Staphylococcal biofilm formation on the surface of three different calcium phosphate bone grafts: a qualitative and quantitative in vivo analysis.

Differences in physico-chemical characteristics of bone grafts to fill bone defects have been demonstrated to influence in vitro bacterial biofilm formation. Aim of the study was to investigate in vivo staphylococcal biofilm formation on different calcium phosphate bone substitutes. A foreign-body guinea-pig infection model was used. Teflon cages prefilled with β-tricalcium phosphate, calcium-deficient hydroxyapatite, or dicalcium phosphate (DCP) scaffold were implanted subcutaneously.
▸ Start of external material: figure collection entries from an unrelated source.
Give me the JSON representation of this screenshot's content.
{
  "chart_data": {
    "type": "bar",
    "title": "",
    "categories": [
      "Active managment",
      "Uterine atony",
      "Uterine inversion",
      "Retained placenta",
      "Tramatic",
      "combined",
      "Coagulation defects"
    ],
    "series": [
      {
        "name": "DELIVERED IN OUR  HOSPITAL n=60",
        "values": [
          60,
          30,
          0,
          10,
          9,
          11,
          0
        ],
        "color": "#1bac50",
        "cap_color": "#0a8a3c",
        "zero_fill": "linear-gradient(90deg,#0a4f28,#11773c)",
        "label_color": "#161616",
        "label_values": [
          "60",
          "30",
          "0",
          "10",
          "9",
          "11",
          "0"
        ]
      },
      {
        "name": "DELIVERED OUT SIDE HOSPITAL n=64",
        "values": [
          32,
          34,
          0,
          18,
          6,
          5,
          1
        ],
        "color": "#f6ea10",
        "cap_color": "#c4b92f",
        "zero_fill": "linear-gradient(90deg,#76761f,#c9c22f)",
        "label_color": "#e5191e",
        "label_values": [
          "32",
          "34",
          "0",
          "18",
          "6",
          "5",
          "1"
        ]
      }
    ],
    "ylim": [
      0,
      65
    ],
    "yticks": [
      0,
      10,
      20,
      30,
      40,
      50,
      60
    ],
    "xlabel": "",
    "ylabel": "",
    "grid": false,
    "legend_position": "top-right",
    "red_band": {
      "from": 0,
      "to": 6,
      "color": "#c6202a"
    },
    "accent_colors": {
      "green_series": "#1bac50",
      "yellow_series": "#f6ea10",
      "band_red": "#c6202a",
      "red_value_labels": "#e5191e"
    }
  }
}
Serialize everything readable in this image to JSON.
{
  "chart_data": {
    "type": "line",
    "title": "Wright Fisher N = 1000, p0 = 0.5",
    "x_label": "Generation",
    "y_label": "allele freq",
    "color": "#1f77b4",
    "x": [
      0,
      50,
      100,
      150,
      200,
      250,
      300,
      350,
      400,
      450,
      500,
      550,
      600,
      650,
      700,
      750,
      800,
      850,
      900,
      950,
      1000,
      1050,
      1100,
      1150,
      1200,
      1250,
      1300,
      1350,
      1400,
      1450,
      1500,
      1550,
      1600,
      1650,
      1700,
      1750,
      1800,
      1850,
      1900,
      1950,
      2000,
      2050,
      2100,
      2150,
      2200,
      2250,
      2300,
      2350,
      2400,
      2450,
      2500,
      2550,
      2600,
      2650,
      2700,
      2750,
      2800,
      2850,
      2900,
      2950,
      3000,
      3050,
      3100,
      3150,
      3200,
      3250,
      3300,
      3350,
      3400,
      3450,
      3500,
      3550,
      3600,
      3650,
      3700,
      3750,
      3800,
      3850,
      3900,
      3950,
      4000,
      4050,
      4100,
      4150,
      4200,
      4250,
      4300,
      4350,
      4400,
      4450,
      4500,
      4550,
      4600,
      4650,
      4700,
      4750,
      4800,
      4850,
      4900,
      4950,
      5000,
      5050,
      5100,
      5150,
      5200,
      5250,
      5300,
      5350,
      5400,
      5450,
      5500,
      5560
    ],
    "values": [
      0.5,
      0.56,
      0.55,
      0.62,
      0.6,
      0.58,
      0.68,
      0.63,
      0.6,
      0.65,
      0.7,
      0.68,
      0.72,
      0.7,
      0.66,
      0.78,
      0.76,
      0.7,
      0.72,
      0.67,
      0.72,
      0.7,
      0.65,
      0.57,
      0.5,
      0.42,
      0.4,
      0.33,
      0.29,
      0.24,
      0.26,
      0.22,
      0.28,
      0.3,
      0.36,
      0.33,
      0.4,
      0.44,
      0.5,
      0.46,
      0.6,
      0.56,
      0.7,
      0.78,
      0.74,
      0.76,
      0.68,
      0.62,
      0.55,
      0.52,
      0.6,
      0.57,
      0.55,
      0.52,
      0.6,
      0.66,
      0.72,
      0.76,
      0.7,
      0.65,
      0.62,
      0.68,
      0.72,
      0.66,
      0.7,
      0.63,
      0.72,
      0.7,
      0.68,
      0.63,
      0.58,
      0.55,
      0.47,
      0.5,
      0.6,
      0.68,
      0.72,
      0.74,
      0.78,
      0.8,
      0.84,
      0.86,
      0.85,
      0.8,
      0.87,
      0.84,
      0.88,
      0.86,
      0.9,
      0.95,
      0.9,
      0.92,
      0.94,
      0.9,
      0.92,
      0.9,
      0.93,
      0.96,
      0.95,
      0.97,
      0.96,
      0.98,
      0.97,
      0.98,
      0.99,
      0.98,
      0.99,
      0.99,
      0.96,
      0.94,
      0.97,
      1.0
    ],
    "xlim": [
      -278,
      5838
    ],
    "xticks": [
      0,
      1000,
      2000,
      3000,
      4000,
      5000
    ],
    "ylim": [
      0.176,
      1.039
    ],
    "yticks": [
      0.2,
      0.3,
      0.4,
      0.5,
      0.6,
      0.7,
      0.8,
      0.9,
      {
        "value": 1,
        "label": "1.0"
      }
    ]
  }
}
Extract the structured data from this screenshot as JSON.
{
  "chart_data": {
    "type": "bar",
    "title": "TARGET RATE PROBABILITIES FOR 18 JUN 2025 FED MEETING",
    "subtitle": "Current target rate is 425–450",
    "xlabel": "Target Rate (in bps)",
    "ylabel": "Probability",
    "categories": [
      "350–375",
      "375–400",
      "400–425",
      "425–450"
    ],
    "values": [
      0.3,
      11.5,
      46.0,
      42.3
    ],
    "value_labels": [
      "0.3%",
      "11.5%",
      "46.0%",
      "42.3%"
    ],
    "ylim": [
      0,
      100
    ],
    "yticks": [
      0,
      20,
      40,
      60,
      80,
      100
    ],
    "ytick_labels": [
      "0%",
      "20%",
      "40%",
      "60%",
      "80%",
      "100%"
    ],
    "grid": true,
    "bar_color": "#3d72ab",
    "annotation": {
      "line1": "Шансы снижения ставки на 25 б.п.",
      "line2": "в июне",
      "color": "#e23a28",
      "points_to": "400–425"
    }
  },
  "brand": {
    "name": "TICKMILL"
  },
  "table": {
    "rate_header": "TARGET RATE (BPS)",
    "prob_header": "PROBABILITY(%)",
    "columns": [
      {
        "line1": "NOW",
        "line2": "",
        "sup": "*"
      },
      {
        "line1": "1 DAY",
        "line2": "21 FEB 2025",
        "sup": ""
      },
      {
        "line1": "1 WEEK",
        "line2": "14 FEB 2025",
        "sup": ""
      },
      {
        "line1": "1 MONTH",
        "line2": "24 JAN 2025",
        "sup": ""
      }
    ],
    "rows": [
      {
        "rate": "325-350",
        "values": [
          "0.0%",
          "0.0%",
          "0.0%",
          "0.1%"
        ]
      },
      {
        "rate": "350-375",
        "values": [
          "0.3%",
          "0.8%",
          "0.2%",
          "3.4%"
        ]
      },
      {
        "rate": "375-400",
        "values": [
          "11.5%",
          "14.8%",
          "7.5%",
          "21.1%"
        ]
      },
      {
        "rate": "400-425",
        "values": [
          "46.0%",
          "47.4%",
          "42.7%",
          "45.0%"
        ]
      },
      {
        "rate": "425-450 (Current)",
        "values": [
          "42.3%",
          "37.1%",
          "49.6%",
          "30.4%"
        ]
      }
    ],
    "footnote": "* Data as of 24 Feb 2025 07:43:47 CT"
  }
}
Scaffolds were infected with 2 × 10(3) colony-forming unit of Staphylococcus aureus (two strains) or S. epidermidis and explanted after 3, 24 or 72 h of biofilm formation. Quantitative and qualitative biofilm analysis was performed by sonication followed by viable counts, and microcalorimetry, respectively. Independently of the material, S. aureus formed increasing amounts of biofilm on the surface of all scaffolds over time as determined by both methods. For S. epidermidis, the biofilm amount decreased over time, and no biofilm was detected by microcalorimetry on the DCP scaffolds after 72 h of infection. However, when using a higher S. epidermidis inoculum, increasing amounts of biofilm were formed on all scaffolds as determined by microcalorimetry. No significant variation in staphylococcal in vivo biofilm formation was observed between the different materials tested. This study highlights the importance of in vivo studies, in addition to in vitro studies, when investigating biofilm formation of bone grafts.